L’aide à l’Insertion Professionnelle des jeunes diplômés :

L’oubliée des Assises de l’Enseignement Supérieur ?

 

Le long processus de consultation mis en place fin juin 2012, portant sur les Assises de l’Enseignement Supérieur et de la Recherche, s’est terminé en décembre avec la remise d’un rapport de synthèse au Président de la République.

 

Après la communication du 9 janvier faite à ce propos, par Mme. Geneviève Fioraso Ministre en charge de l’Enseignement Supérieur et de la Recherche, FEE revient sur cette actualité et sur cette thématique qui est, reste et demeure au cœur de ses préoccupations.

 

Acteur référent depuis 1995 en matière d’insertion professionnelle des cadres et progressivement des jeunes diplômés, FEE se positionne très clairement comme praticien et non théoricien, sur ce segment. Sous cet angle d’approche, tout naturellement FEE s’interroge, en toute indépendance, sur les conclusions de ces consultations qui ont mobilisé sur de longs mois, tant d’énergie.

 

FEE procède à cette lecture critique, dans une démarche positive associative et citoyenne, avec pour seul et unique objectif : analyser au plus près les décisions prises, pour mieux comprendre aujourd’hui et accompagner demain, les étudiants sortis des Universités.

 

C’est aussi une occasion pour FEE, passerelle entre l’entreprise et l’université, très attachée à la réussite de l’insertion professionnelle des jeunes diplômés, après l’obtention de leurs diplômes, de faire le point sur la LRU 2007 et les suites annoncées avec la LRU révisée début 2013.

 

Aujourd’hui, qu’en est-il de la loi sur les Libertés et Responsabilités Universitaires [LRU] à peine posée, et déjà révisée ?
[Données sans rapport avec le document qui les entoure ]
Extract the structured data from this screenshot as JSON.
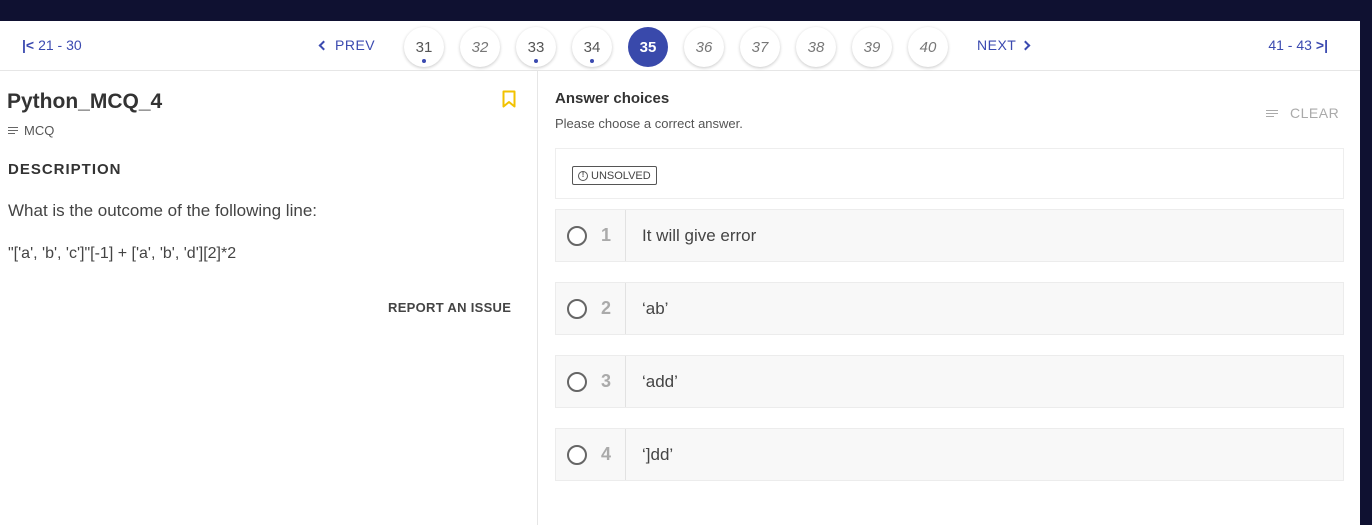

Pour FEE, la nouveauté portait essentiellement sur l’autonomie de gestion, avec un amendement statutaire que l’on pourrait raisonnablement qualifié de « révolutionnaire » : l’insertion professionnelle.

 

Insertion professionnelle… Le mot est lâché ! C’est « tendance », le jackpot des moteurs de recherche, le sésame, le mot-clé, chic et choc, sous les feux de la rampe et au croisement d’une actualité toujours pressée exigeante et interrogative !

 

Mais en fait, dans ce cadre précis [LRU] que doit-on comprendre par « insertion professionnelle » et comment passe-t-on d’un concept jamais clairement explicité à une action ciblée correctement conduite ?

 

En ce début d’année, l’Insertion Professionnelle au sein des Universités est intégrée aux « services péri-universitaires » liés à la Formation et devient à vive allure une préoccupation majeure, certes, mais sans cesse esquivée car jamais traitée.

 

Parce que FEE se positionne comme un acteur externe, soucieux de contribuer de façon positive à ces services péri-universitaires, l’association constate malheureusement et regrette l’amalgame entretenu et répété entre : Formation, Orientation et Insertion.

 

En effet, concrètement, à aucun moment, le traitement spécifique de l’insertion professionnelle des jeunes diplômés n’est réellement abordé.

 

Mais pourquoi donc ?

 

Pourquoi l’appropriation par les universités de ces « services péri-universitaires » avec le traitement réel des différents concepts posés, n’est-elle pas au rendez-vous ?

 

Pourquoi ces « services péri-universitaires » ne sont-ils pas perçus comme hautement prioritaires ?

 

Pourquoi les moyens, tant en termes financiers qu’en ressources humaines expérimentées, sont-ils si limités et surtout accordés en dehors de toute démarche stratégique raisonnée ?

 

Dans la poursuite et le renforcement du dialogue interculturel entre le monde universitaire et le monde marchand… dans une prise de conscience partagée mise au service et dans l’intérêt des jeunes diplômés …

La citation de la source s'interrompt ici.